High computational cost: The constraint projection step requires additional iterative optimization, making the per-step cost substantially higher than SGD.
Incomplete theory: The strong ironing conjecture (generalization to arbitrary continuous functions) remains unproven.
Limited experimental scale: Evaluation is restricted to MNIST and CIFAR-10/100 using relatively small architectures (MLP, ResNet-6/8, VGG-9).
Uncertainty in high dimensions: Approximation errors in the projection step may accumulate with increasing dimensionality; the impact of the curse of dimensionality remains unknown.
Modest validation performance gains: While training performance is excellent, improvements on the validation set are less pronounced than expected.

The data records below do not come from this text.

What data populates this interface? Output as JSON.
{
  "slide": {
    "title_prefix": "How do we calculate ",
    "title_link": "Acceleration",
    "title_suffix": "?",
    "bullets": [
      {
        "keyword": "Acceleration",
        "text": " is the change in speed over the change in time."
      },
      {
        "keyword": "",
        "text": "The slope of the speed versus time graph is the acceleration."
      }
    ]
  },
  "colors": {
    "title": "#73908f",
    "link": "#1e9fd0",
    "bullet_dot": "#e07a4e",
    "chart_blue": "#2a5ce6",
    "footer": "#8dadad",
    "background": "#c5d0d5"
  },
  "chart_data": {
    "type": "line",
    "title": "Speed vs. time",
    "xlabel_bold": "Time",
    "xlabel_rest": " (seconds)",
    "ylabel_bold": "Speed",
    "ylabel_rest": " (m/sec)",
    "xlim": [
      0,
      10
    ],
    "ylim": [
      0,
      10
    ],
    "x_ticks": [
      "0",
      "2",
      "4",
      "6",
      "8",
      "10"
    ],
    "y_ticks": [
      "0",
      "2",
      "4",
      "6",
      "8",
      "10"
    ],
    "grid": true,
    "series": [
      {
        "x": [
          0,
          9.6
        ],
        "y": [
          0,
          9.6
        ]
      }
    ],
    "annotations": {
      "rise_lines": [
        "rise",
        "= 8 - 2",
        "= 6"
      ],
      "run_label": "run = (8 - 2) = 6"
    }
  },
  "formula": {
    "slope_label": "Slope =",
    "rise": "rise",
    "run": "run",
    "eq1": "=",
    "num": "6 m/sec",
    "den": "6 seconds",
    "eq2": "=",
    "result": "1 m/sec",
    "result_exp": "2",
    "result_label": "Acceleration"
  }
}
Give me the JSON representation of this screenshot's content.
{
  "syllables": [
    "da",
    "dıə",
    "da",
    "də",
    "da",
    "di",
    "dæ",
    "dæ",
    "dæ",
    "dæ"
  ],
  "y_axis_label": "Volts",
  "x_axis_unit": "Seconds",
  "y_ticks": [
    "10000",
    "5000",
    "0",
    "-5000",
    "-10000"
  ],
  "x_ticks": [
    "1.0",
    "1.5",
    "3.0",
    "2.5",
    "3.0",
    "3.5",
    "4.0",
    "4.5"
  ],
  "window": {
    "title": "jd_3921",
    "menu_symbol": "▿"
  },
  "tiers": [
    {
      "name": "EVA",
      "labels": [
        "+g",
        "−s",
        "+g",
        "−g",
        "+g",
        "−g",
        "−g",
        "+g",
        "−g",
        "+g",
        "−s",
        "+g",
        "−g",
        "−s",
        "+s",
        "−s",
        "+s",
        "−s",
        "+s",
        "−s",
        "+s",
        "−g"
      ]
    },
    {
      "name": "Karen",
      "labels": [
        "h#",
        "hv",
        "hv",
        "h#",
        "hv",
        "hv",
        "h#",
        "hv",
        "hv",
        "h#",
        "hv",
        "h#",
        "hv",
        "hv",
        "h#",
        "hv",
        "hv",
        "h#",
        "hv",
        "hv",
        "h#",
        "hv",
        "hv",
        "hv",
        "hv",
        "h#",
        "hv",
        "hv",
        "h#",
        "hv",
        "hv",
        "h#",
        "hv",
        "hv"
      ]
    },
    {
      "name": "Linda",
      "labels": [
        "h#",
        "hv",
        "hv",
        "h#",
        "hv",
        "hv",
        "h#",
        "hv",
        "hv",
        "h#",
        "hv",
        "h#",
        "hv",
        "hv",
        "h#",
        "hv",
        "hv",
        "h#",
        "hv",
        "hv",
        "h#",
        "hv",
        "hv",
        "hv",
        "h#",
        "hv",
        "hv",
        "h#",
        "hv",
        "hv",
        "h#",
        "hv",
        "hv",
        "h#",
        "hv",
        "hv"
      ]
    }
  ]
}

Only short training runs of 10 epochs are reported; long-horizon training behavior is unknown.

Rating¶

Novelty: ⭐⭐⭐⭐⭐ — Reconceptualizes optimizer design from a physics simulation perspective; highly creative.
Experimental Thoroughness: ⭐⭐⭐ — Results are convincing but limited in scale; large-model/large-dataset validation is absent.
Writing Quality: ⭐⭐⭐⭐ — Physical intuition is clearly conveyed, theoretical derivations are rigorous, and figures are well-crafted.
Value: ⭐⭐⭐⭐ — Opens a new direction for non-local optimizers, though practical adoption requires addressing the computational cost.